Emeline paused a moment to gather her sensibilities. Horrible, this constant feeling of losing control over her emotions. She’d always thought of herself as a levelheaded woman. The unemotional one, the one who others leaned on. She’d hardly wept when Father had died; she’d been too busy packing up Tante Cristelle, overseeing the succession of the estate to the next earl, and settling their decimated family in London. Then people had been admiring, almost awed by her good sense and stoicism. Now she was like an infant—shook by whatever emotion stormed over her.

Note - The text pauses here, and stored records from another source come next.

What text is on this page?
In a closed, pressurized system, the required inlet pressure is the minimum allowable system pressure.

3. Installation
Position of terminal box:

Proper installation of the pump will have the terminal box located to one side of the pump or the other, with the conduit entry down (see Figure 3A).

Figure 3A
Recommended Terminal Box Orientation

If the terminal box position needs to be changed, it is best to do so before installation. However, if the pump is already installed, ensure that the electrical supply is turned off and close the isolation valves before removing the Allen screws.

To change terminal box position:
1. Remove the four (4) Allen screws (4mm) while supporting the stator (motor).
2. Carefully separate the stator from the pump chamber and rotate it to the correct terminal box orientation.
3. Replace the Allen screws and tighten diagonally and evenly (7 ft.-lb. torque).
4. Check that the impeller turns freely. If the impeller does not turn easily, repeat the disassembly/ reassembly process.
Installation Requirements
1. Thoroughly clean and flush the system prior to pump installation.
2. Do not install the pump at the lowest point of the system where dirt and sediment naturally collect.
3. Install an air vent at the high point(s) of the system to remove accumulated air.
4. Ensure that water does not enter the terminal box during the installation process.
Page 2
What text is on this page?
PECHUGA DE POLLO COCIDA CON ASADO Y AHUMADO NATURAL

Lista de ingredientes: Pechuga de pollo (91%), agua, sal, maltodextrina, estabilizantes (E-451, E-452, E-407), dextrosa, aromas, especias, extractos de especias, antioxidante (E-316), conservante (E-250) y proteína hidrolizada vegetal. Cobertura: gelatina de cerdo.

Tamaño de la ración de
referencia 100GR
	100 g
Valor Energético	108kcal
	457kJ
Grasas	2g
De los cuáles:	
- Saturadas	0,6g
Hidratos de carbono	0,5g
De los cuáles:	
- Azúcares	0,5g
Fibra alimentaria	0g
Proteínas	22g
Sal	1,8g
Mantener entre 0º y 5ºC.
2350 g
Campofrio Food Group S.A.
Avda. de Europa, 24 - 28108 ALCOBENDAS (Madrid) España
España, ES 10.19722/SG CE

She made her way back to her room, always alert like some woodland animal afraid of the hunter. And that was quite apropos, wasn’t it? Samuel was a hunter—a good one, too. He’d hunted her down this morning, chased her into a corner, and had had his way with her. She grimaced. No, that wasn’t exactly right. Samuel might’ve chased her, but she’d been thrilled to be caught; and while he’d had his way with her, she’d been having her way with him. That was the real problem. She had no defenses against the man. She’d never thought of herself as being a slave to the flesh, but here she was fleeing a man because she could not withstand his advances. Evidently she’d been a wanton all these years and not even known it. Either that, or it was the man involved.
But she pushed that thought away as she entered her room. Harris was supervising the packing of all her things with the help of two maids from the house.
The lady’s maid looked up as Emeline entered. “We shall be ready in a half hour more, should it please your ladyship.”